Sir William Osler was a true medical pioneer. Over the course of his distinguished career as a physician, professor, author, and bibliophile at McGill, the University of Pennsylvania, and Johns Hopkins, and as Regius Professor of Medicine at Oxford University, he developed new methods of using the microscope and conducting pathological studies and introduced a radical new method for teaching medical students – at the patient’s bedside. He also authored The Principles and Practice of Medicine, the most widely used textbook for medical students in the early decades of the 20th century. Knighted for his significant innovations in teaching and contributions to medicine, Sir William Osler was revered for his warm personality and for his blending of humanity and science.

Throughout Dr. Osler’s active and productive life, books were one of his consuming passions, especially – but by no means exclusively – books relating to the history of medicine. He avidly collected the most important editions of the most significant medical books and manuscripts of the ages, as well as the best modern texts on the history of medicine.

Upon his death in 1919, Osler bequeathed the bulk of this priceless collection to McGill, in gratitude for the sound education and support he received early in his career. In a letter, he stated that this decision was based upon: “strong ties of head and heart.  As a young, untried man, McGill College offered me an opportunity to teach and to work; but what is more, members of the Medical faculty adopted me, bore with vagaries, and often gave practical expressions of sympathy with schemes which were costly and of doubtful utility.  They believed in me and helped me to believe in myself, an important asset for a young man, but better had by nurture than by nature.  Alma Mater, too, counts for much, and as a graduate of McGill I am proud of her record.”

Building on Dr. Osler’s generous bequest, the Library’s collection has grown to comprise some 100,000 items, including rare and historic materials, archives, current books and periodicals, manuscripts, artefacts and photographs that cover the entire scope of historical medicine.

Among its diverse treasures are: Andres Vesalius’ great anatomical atlas De Humani Corpus Fabrica and Copernicus’ ground breaking work on the solar system De Revolutionibus Orbium Cœlestium, both from 1543. Other great books of early modern medicine and science include Galileo’s Dialogo from 1632, William Harvey’s De Motu Cordis (1628), which described the circulation system and Thomas Willis’ Cerebri Anatome (1664), with its wonderful brain illustrations by Christopher Wren.

The Osler Library is a thriving tribute to its founder. In addition to housing Dr. Osler’s stellar collection of medical texts, the Library preserves the bulk of his personal papers, as well as the archives of numerous individuals and institutions associated with Osler, McGill and medicine. There – at his request – Osler’s ashes rest among his beloved books.

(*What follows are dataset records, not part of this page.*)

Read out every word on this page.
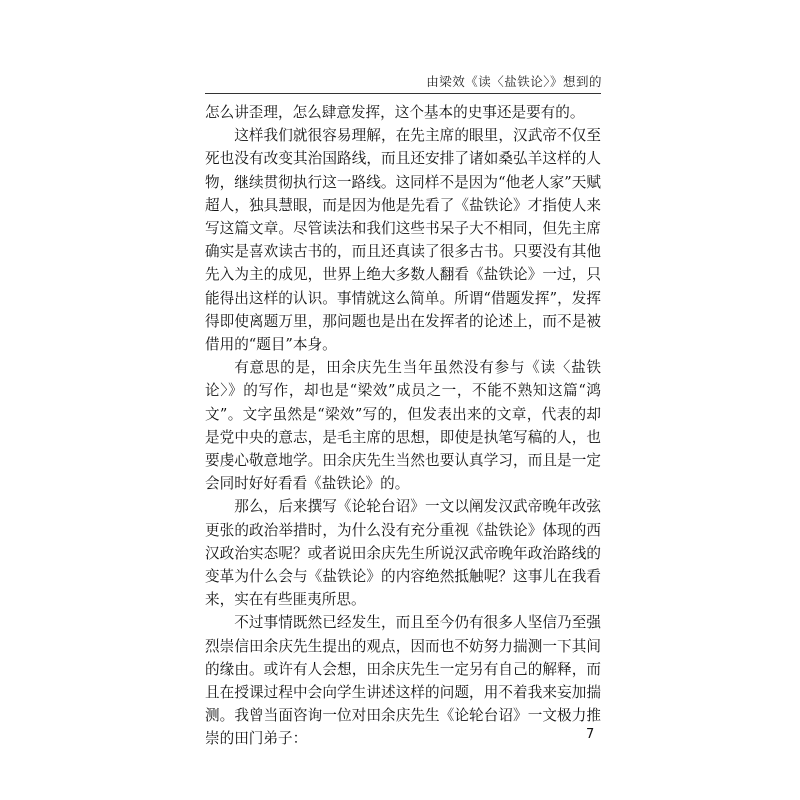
由梁效《读〈盐铁论〉》想到的

怎么讲歪理，怎么肆意发挥，这个基本的史事还是要有的。

这样我们就很容易理解，在先主席的眼里，汉武帝不仅至死也没有改变其治国路线，而且还安排了诸如桑弘羊这样的人物，继续贯彻执行这一路线。这同样不是因为“他老人家”天赋超人，独具慧眼，而是因为他是先看了《盐铁论》才指使人来写这篇文章。尽管读法和我们这些书呆子大不相同，但先主席确实是喜欢读古书的，而且还真读了很多古书。只要没有其他先入为主的成见，世界上绝大多数人翻看《盐铁论》一过，只能得出这样的认识。事情就这么简单。所谓“借题发挥”，发挥得即使离题万里，那问题也是出在发挥者的论述上，而不是被借用的“题目”本身。

有意思的是，田余庆先生当年虽然没有参与《读〈盐铁论〉》的写作，却也是“梁效”成员之一，不能不熟知这篇“鸿文”。文字虽然是“梁效”写的，但发表出来的文章，代表的却是党中央的意志，是毛主席的思想，即使是执笔写稿的人，也要虔心敬意地学。田余庆先生当然也要认真学习，而且是一定会同时好好看看《盐铁论》的。

那么，后来撰写《论轮台诏》一文以阐发汉武帝晚年改弦更张的政治举措时，为什么没有充分重视《盐铁论》体现的西汉政治实态呢？或者说田余庆先生所说汉武帝晚年政治路线的变革为什么会与《盐铁论》的内容绝然抵触呢？这事儿在我看来，实在有些匪夷所思。

不过事情既然已经发生，而且至今仍有很多人坚信乃至强烈崇信田余庆先生提出的观点，因而也不妨努力揣测一下其间的缘由。或许有人会想，田余庆先生一定另有自己的解释，而且在授课过程中会向学生讲述这样的问题，用不着我来妄加揣测。我曾当面咨询一位对田余庆先生《论轮台诏》一文极力推崇的田门弟子：	7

The Osler Library is committed to fulfilling the dream of its founder – to provide the community with a world-class collection that explores the history of the health sciences. Ongoing digitization efforts are making its unique and rare holdings accessible to thousands of scholars, practitioners and students.

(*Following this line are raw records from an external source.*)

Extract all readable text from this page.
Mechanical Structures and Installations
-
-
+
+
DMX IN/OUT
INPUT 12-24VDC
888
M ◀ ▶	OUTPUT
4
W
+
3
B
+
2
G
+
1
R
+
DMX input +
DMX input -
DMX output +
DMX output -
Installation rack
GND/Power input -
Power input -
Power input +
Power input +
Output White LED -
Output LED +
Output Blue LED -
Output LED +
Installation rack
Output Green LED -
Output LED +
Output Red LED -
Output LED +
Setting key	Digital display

Art History students working with rare and special materials from the Osler Library.

Art History students working with rare and special materials from the Osler Library.

Important digital collections include the William Osler Photo Collection  and the Osler Library Prints Collection. The  former houses close to 400 images of Dr. Osler, his family and colleagues. The latter is an award-winning website that showcases a rich variety of visual documents related to the history of medicine from the 17th to the 20th century. Both are valuable resources for the history of medicine and art history.

The Osler Library’s unique holdings not only serve McGill’s researchers and students; they serve the world. Its reputation as a world-class centre for the study of medicine has been secured through the ongoing generosity of past and current friends, whose gifts have helped the library to undertake the above activities.